Das Ritual ist geblieben. Ich versuche bis heute am Sonnabend, nichts von den Fußballergebnissen des Tages mitzubekommen, um dann die Zusammenschnitte im Vorabendprogramm zu sehen. Heute in der „ARD-Sportschau“, damals bei „Sport aktuell“ im DDR-Fernsehen. Es war einer der Momente, wo bei mir am Fernseher die Programmtaste 4 (DDR 1) den Vorrang vor Taste 1 (ARD) hatte.
Beides gleichzeitig ging damals nicht. „Sport aktuell“ lief auf DDR 1 ab 17.40 Uhr, die „Sportschau“ folgte um 18 Uhr. Und die Oberliga-Spiele vom 1. FC Magdeburg, von 1. FC Union oder Dynamo Dresden waren mir damals viel wichtiger als irgendwelches Gekicke aus Uerdingen oder Kaiserslautern.

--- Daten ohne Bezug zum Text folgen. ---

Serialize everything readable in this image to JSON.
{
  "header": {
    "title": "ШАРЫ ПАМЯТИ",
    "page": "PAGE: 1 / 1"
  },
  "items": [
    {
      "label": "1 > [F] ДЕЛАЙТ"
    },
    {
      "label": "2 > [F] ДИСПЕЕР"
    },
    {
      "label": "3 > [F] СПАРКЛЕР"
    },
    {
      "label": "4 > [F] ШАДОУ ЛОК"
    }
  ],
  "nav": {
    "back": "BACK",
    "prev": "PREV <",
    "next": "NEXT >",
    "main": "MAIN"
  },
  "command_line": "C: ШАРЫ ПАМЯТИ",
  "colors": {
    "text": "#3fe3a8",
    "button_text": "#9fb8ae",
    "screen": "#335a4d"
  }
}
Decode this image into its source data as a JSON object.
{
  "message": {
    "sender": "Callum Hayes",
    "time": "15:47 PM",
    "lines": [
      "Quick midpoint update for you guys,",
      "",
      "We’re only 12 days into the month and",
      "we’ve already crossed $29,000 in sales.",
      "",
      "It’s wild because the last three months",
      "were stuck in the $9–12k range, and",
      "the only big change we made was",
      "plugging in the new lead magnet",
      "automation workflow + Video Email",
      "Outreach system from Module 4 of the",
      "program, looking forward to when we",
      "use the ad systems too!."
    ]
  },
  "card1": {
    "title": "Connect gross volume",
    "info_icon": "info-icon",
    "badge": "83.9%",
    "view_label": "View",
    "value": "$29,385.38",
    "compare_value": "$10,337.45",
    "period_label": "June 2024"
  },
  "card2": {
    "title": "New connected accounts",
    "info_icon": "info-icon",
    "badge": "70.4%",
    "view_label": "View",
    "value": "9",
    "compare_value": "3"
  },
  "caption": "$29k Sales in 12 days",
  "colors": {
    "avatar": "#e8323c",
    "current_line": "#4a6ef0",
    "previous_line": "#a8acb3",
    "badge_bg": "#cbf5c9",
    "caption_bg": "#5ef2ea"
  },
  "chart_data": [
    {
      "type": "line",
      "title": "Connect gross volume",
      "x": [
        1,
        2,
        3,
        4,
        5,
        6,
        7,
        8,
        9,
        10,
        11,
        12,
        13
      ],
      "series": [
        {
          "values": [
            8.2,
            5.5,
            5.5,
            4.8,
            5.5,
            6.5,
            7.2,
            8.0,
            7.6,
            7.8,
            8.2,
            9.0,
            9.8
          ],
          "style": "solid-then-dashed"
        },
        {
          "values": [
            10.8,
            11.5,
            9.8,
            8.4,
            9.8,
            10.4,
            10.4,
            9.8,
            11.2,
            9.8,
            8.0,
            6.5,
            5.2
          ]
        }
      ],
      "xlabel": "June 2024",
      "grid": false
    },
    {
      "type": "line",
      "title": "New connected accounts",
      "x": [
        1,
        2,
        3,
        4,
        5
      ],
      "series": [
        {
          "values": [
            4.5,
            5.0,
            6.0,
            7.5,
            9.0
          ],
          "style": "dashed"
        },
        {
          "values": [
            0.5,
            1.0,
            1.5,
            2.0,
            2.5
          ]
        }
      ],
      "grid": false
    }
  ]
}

Nun, die letzten zwei, drei Spiele der „Sportschau“ habe ich dann noch im Westfernsehen geschaut, die Sendung in der ARD ging länger.
Die Reporterschule von Heinz Florian Oertel
„Sport aktuell“ aus dem Studio in Berlin-Adlershof lief seit dem Januar 1965 im DDR-Fernsehen, erst sonntags im Vorabendprogramm, dazu kamen zwei Spätsendungen am Wochenende. Ein Jahr später aber wanderte die Sendung ins Vorabendprogramm vom Sonnabend, um der Sportschau im Westen etwas entgegenzusetzen.
Aber anders als in der ARD wurde bei „Sport aktuell“ nicht nur Fußball gezeigt. So findet sich in der Programmankündigung für Sonnabend, den 16. April 1988, neben Spielen der DDR-Oberliga auch Gewichtheben. Radrennen, Leichtathletik, Turnen – auch all das wurde hier gezeigt. Fußball nahm aber trotzdem die meiste Sendezeit ein. „Sport aktuell“ überdauerte das Ende der DDR, aber nicht das Ende des DFF (Deutscher Fernsehfunk), wie der Sender seit März 1990 hieß. Die einzige regelmäßige Sportsendung des DDR-Fernsehens wurde ebenfalls Ende 1991 abgewickelt.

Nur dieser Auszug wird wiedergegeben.